After I got
mod_auth_kerb compiled, I had issues with
Apache 2.2.0 and it's
new authentication scheme.
Any configuration I tried would result in:
configuration error: couldn't check access. No groups file?: /
After spending some time trying to find the configuration that works, I gave up. I went and edited
Apache 2.2.0 source code to remove this check.
in
server/request.c file I removed the following code(lines 202-208):
if (((access_status = ap_run_auth_checker(r)) != 0)
|| !ap_auth_type(r)) {
return decl_die(access_status, ap_auth_type(r)
? "check access. No groups file?"
: "perform authentication. AuthType not set!",
r);
}
recompiled
Apache and it now works great with
mod_auth_kerb-5.0-rc6 with the following configuration.
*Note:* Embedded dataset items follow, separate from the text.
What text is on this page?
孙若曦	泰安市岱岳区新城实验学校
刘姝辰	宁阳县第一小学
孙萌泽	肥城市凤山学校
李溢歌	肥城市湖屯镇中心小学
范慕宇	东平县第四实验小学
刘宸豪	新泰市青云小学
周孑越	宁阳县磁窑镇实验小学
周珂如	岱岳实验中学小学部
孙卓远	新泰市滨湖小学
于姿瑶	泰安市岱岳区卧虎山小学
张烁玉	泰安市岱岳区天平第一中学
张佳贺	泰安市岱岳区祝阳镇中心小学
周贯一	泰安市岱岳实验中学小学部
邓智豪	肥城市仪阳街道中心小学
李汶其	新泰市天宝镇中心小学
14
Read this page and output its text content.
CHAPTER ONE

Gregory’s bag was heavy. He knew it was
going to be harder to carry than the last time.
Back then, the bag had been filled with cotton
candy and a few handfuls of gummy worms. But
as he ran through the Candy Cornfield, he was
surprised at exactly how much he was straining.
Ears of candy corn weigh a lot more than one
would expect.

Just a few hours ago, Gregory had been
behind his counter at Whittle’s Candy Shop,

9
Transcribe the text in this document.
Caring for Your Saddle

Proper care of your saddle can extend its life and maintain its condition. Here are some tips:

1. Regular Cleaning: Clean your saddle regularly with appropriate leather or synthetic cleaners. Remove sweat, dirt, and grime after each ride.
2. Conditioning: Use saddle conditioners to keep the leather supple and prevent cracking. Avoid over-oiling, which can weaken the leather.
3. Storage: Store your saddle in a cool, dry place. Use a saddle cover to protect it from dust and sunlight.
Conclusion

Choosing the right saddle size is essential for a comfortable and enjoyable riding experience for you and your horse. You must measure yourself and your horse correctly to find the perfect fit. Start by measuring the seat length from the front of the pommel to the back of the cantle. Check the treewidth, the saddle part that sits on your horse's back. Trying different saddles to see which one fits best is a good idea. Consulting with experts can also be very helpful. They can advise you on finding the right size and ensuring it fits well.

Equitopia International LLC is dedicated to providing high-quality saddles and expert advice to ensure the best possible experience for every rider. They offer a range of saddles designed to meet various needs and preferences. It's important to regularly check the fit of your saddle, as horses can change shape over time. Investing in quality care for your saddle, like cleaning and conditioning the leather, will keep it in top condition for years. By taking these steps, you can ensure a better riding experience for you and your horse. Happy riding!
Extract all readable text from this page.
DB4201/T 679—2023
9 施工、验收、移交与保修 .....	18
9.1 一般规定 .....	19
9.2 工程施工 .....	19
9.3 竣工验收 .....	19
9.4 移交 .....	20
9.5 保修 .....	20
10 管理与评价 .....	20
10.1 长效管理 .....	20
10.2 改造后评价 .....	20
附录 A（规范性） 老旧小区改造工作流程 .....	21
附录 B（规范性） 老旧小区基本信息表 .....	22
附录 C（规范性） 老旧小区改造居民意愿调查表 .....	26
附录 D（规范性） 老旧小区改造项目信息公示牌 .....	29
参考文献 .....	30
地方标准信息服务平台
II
<Directory some_directory>
AuthType Kerberos
Krb5Keytab path_to_keytab
KrbAuthRealm EXAMPLE.COM
KrbMethodNegotiate off
KrbSaveCredentials off
KrbVerifyKDC off
Require valid-user
AuthName "some_auth_name"
</Directory>
I'm not sure what guys from
Apache meant by(taken from "
Upgrading to 2.2 from 2.0" page):
Third Party Modules
Many third-party modules designed for version 2.0 will work unchanged with the the Apache HTTP Server version 2.2. But all modules must be recompiled before being loaded.
Nothing mentioned about compatibility headers missing,
APR API change etc. Very frustrating. A lot of time wasted.